7. The method as set forth in claim 6 , wherein the second image signal is supplied, in the second driving period, to the display panel while the second image signal has the polarity which is reversed for each frame.

8. The method as set forth in claim 6 , wherein the second image signal, having an identical polarity, is supplied to the display panel in each of the plurality of frames in the second driving period.

9. The method as set forth in claim 1 , wherein the first driving period is made up of a plurality of frames.

10. The method as set forth in claim 9 , wherein the first image signal is supplied, in the first driving period, to the display panel while the first image signal has a polarity which is reversed for each frame.

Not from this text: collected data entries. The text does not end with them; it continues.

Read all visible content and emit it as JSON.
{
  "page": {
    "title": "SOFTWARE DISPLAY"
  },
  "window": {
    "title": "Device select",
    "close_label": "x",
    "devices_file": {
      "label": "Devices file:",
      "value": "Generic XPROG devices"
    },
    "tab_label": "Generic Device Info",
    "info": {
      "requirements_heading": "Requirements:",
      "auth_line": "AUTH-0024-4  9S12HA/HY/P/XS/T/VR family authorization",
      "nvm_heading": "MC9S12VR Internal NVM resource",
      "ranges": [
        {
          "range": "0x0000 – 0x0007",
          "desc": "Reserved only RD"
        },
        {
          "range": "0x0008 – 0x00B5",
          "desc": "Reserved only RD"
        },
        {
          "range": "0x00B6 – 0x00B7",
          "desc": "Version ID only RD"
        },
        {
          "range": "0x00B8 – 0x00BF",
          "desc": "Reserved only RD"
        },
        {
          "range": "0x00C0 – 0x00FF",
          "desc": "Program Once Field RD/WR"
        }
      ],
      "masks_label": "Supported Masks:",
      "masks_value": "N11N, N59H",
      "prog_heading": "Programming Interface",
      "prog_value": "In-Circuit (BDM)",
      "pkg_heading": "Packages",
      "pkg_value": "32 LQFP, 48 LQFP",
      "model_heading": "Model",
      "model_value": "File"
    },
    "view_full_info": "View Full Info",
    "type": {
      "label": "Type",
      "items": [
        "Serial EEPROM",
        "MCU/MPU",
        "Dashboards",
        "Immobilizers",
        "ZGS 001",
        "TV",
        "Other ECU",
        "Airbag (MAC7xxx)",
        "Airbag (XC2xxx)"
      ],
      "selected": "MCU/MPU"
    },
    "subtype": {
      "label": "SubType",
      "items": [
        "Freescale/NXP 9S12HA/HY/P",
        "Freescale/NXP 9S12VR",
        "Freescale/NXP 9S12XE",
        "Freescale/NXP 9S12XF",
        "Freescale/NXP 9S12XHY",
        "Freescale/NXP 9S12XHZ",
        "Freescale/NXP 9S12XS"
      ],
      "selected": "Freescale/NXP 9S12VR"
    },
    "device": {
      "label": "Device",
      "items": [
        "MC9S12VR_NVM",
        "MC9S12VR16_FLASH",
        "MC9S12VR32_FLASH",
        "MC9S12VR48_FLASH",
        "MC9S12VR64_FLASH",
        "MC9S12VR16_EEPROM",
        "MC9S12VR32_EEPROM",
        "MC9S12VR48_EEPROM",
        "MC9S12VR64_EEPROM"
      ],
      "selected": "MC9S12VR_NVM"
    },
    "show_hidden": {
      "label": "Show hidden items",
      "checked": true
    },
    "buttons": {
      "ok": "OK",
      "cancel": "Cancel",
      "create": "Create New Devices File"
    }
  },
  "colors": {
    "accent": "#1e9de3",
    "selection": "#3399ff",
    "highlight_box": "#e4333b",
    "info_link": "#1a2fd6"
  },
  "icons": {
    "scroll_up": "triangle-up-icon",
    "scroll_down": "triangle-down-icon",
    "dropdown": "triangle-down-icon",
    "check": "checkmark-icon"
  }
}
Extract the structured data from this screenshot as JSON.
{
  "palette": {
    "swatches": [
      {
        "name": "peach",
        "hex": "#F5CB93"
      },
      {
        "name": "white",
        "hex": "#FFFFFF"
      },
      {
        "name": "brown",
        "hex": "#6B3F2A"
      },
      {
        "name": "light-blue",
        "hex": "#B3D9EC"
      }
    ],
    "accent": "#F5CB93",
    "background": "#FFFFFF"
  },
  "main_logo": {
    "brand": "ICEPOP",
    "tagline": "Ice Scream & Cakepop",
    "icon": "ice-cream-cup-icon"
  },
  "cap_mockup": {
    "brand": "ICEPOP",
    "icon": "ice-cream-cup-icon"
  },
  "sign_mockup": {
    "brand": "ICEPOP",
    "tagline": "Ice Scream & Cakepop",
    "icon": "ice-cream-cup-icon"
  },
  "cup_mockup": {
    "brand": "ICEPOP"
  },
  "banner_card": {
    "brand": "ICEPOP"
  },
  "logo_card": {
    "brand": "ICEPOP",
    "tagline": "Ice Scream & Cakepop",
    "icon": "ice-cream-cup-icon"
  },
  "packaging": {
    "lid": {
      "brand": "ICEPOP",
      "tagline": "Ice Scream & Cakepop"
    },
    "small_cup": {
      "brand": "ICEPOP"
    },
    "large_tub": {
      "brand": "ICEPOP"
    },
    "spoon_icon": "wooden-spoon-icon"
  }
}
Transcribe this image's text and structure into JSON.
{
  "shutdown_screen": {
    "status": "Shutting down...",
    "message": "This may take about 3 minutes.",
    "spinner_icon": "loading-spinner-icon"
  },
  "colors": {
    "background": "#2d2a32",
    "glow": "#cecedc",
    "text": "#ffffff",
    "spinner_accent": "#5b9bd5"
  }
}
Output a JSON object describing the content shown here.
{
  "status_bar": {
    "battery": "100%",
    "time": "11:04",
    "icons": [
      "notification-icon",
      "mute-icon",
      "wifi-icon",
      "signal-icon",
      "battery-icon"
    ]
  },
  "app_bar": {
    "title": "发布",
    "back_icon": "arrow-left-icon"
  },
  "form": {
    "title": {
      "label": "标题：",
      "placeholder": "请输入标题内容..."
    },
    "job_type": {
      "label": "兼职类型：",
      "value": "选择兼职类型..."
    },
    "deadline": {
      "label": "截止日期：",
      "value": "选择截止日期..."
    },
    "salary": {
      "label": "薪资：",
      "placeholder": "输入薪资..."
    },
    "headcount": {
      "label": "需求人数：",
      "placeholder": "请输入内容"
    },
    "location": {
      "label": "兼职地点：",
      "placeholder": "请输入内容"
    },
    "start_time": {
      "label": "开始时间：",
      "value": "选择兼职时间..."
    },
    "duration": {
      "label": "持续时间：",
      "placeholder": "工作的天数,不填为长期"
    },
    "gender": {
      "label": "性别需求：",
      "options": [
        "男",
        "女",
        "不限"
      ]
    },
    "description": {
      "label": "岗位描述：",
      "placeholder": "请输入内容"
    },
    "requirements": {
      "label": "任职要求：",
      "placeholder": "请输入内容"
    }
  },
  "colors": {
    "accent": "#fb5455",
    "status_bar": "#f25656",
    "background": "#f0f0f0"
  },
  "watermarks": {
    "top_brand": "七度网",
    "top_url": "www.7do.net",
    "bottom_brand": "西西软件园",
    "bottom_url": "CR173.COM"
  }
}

11. The method as set forth in claim 9 , wherein the first image signal, having an identical polarity, is supplied to the display panel in each of the plurality of frames in the first driving period.

12. The method as set forth in claim 1 , wherein an oxide semiconductor is employed as a semiconductor layer of a TFT in each of the pixels.

13. The method as set forth in claim 12 , wherein the oxide semiconductor is an oxide made up of indium, gallium, and zinc.

14. A method of driving a display device which includes a display panel having pixels and which is configured such that (i) a scanning signal and an image signal are supplied to the display panel in a scanning frame and (ii) no scanning signal and no image signal are supplied to the display panel in a pause frame, the method comprising: supplying an image signal, having a polarity opposite to that of voltages applied to the respective pixels in a current frame, to the display panel in a next frame, in a case where a polarity balance value, indicative of a polarity balance of the pixels in the current frame, is equal to a predetermined reference value, wherein: in a case where the voltages applied to the respective pixels have a positive polarity in the current frame, a certain value is added to the polarity balance value; whereas, in a case where the voltages applied to the respective pixels have a negative polarity in the current frame, the certain value is subtracted from the polarity balance value.